The grant from the Office of Naval Research will also help UH provide cross-disciplinary learning opportunities and give students a chance to participate in hands-on projects and entrepreneurial training.
“We’re grateful to the Office of Naval Research for this unique opportunity to collectively develop and commercialize scalable technologies at UH, while expanding Hawaiʻi’s blue economy innovation and entrepreneurship pathways and building workforce capacity,” said Vassilis L. Syrmos, UH vice president of research and innovation, in a press release. “Through these targeted initiatives, we will be able to collaboratively identify, develop and translate our world-class research into impact-driven ventures to help diversify and stimulate our state’s economy.”
UH will launch three new programs this year with the grant funds — Hacking4X, Patents2Products and Faculty Fellows — which will be operated by the UH Office of Innovation and Commercialization.
“We developed these highly immersive and experiential training programs to facilitate the transformation of ideas to impact,” said Rebecca Chung, one of the grant’s principal investigators and Office of Innovation and Commercialization technology licensing officer and innovation programs associate director, in the press release. “These programs will prepare researchers to extend their focus beyond the academic laboratory environment. We want to increase the capacity for innovation and accelerate the economic and societal benefits of technological developments.”
The university is partnering with the University of Alaska Fairbanks and the University of Rhode Island for the initiative.
Hacking4X, or H4X
This semester-long, sprint-like design program is launching this month and will teach students to work through one iteration of the product design process. Students will learn about and go through the Lean Startup methodology, with an emphasis on the customer discovery process. At the end of the program, project teams will showcase their work during a pitch competition at a Tri-State Innovation Showcase.

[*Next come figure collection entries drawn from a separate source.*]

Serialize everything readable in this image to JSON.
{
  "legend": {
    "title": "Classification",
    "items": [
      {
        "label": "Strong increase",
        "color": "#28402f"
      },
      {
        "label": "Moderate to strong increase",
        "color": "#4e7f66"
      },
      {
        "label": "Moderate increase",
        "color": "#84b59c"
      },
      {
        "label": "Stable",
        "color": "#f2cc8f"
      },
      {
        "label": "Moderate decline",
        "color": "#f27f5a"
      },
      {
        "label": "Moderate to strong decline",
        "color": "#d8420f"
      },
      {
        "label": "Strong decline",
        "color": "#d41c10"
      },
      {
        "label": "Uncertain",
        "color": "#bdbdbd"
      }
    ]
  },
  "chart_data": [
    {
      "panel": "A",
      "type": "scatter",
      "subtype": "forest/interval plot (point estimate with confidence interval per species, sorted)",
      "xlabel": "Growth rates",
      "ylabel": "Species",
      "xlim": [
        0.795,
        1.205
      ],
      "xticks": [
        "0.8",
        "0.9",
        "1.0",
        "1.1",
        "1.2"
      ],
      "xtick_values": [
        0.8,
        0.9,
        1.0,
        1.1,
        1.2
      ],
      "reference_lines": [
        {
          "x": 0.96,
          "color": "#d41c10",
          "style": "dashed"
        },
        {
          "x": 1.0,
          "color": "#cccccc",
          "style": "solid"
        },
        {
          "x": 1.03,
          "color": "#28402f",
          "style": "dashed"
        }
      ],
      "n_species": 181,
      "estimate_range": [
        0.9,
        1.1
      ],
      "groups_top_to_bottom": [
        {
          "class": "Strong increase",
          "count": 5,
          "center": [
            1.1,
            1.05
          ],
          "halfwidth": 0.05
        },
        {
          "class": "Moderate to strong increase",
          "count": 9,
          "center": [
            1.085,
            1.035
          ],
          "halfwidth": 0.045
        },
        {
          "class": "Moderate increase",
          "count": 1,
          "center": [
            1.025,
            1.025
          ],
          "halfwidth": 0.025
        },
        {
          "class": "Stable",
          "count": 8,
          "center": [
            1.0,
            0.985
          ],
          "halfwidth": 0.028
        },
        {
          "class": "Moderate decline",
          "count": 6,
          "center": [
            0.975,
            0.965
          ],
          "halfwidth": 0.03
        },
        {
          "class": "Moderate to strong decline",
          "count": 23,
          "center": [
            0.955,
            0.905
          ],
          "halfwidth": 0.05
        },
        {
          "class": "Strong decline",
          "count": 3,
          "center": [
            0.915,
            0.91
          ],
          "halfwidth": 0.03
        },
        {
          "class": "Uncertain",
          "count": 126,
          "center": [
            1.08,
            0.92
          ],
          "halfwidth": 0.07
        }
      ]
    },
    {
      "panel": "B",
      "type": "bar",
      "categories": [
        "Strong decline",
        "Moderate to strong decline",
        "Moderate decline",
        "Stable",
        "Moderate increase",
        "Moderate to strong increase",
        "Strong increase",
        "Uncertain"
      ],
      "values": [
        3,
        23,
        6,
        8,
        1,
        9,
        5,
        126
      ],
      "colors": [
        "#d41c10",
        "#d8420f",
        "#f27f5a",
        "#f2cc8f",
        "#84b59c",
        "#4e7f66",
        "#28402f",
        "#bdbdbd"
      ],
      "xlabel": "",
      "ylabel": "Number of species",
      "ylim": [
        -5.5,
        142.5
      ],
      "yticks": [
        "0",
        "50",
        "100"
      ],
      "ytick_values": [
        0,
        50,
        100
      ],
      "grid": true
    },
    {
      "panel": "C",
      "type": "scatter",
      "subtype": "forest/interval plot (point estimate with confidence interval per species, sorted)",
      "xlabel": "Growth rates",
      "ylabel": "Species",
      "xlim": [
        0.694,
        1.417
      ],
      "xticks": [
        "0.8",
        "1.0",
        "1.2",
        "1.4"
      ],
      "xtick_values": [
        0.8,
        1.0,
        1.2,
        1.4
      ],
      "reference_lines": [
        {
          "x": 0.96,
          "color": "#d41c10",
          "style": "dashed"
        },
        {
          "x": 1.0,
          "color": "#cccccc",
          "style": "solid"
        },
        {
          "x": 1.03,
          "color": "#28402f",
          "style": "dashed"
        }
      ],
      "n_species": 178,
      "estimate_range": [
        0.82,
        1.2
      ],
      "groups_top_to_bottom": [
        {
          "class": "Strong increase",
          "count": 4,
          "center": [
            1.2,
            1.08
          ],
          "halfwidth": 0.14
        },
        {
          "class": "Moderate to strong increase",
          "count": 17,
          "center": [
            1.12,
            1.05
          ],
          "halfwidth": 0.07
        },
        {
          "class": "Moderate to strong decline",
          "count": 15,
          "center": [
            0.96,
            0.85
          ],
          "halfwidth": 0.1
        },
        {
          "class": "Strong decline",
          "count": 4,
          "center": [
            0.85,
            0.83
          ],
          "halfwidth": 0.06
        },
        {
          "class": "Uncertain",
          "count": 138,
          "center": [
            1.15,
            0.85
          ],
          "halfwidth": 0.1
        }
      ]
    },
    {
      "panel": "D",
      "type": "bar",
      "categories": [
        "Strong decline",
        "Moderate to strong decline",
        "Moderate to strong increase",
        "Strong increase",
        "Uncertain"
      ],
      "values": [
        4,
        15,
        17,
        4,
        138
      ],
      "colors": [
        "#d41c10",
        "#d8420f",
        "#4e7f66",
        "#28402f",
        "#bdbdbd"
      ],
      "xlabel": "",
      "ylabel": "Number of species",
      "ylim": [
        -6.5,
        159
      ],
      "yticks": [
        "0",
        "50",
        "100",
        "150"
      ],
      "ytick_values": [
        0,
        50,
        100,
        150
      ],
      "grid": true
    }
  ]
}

Each year, the H4X program will follow a central theme that reflects health and marine challenges within Hawaiʻi. The spring 2023 program will focus on Hacking4Environment, with Hacking4Health planned for spring 2024.
This is a year-long funded fellowship opportunity that will launch this fall. Available to doctoral candidates and postdoctoral researchers, Patents2Products fellows will translate innovative ideas into marketable solutions by building necessary skills to progress proof-of-concept prototypes in the lab to minimum viable products toward commercialization. Selected participants will broaden their innovation and entrepreneurial skill sets through experiential training workshops to support the assessment of commercial landscapes around respective technologies under development, while supporting product and business development efforts to further advance the technology readiness level.
Applications for the program will open this spring.
The Office of Innovation and Commercialization is seeking program partners, including UH-affiliated technology companies or faculty research labs with UH intellectual property, who would value support from Patents2Products fellows. An informational webinar for potential program partners is scheduled for 9 a.m. Jan. 18. To register, click here. (http://bit.ly/3WCwjWm)
This semester-long program focuses on enhancing faculty involvement in innovation and entrepreneurship and establishing an active, collaborative network of colleagues motivated to weave entrepreneurship principles into their teaching and research curriculum. Piloting this summer, participating faculty will undergo training in Lean Startup methodologies and integrate techniques directly into their courses at the end of the program.